Socially Responsible Investing: Data-Driven Decision Making

M. Delmas, J. Lim

Socially responsible investing (SRI) is an investment process that screens investment opportunities based on ethical, social, corporate governance, or environmental. SRI has been growing rapidly; total U.S.-domiciled SRI-managed assets increased from $3.74 trillion in 2012 to $6.57 trillion in 2014. The growth of SRI puts it in a position to encourage sustainability as such firms have better access to capital markets. Unfortunately, while financial performance indicators have become standardized, social and environmental performance ratings have not. As the prominence of SRI grows, so does the number of metrics available to evaluate corporate social performance: there were 21 ratings in 2000 and that number grew to 108 by 2012.

The complexity of environmental and social performance contributes to the proliferation of rating metrics. Different aspects of environmental performance might be important to different rating schemes. For instance, one rating could place emphasis on greenhouse gas emissions, while another rating could focus on water usage. The heterogeneity of such ratings creates a situation in which the results of an assessment of environmental performance can differ based on which criteria are used. This case examines this phenomenon.

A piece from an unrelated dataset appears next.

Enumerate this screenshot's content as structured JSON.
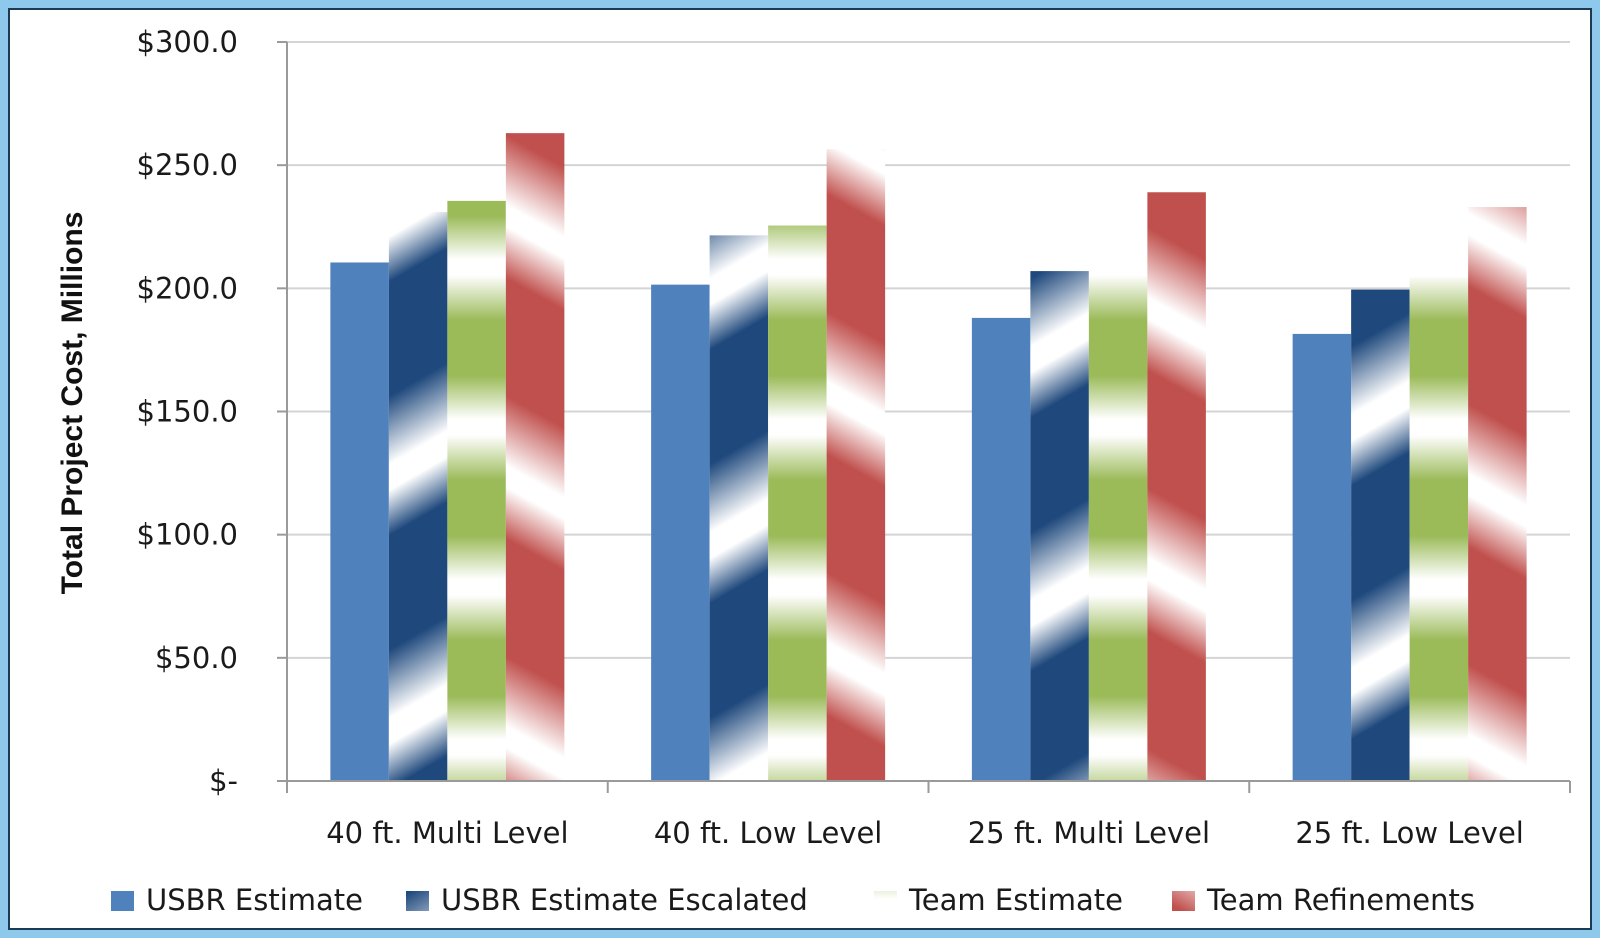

This case study examines 13 publicly traded chemical companies in order to understand the various measures and dimensions of corporate environmental performance. Students are presented with real-world data on corporate environmental performance (including pollutants released and third-party corporate social responsibility ratings) and asked to incorporate environmental and social performance into investing decisions. This case highlights some of the challenges of evaluating corporate environmental performance. This includes the positive correlation between environmental strengths and concerns. That is to say, firms that tend to have significant environmental issues, tend also to invest in sustainable practices. Thus looking only at environmental strengths might present a misleading picture of firm corporate environment performance. A companion teaching note is available upon request from the authors.